Wir überarbeiten zur Zeit unser Online-Angebot. Daher pausiert das "Bild der Woche" aktuell.
Vielen Dank für Ihr Verständnis

"Unsere liebe Gertrud": Ein Beispiel zivilen Widerstands

Bild der 24. Woche - 13. Juni bis 19. Juni 2022

Gertrud Heuft (links) mit Leopold Schönenberg und einer unbekannten Freundin der Familie auf dem »Küchenbalkon« der Wohnung Venloer Straße 23, September 1933, Foto: NS-Dokumentationszentrum der Stadt Köln

Von Gertrud Heuft wissen wir weder, wann sie geboren wurde, noch kennen wir ihren Todestag.
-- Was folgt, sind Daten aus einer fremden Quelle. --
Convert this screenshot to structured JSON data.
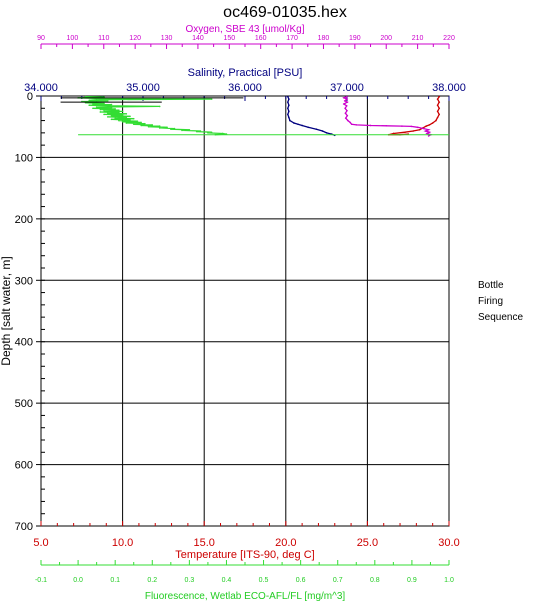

Bekannt ist, dass sie aus Obermendig stammte und zu den jungen Frauen zählte, die es nach dem Ersten Weltkrieg in großer Zahl aus der bäuerlichen Welt der Eifel in die be nachbarten Großstädte trieb. Hier arbeiteten sie gegen Unterkunft, Verpflegung und ein kleines Taschengeld als Hilfskraft in bürgerlichen Haushalten, weil es in ihren armen Elternhäusern kein Auskommen für sie gab.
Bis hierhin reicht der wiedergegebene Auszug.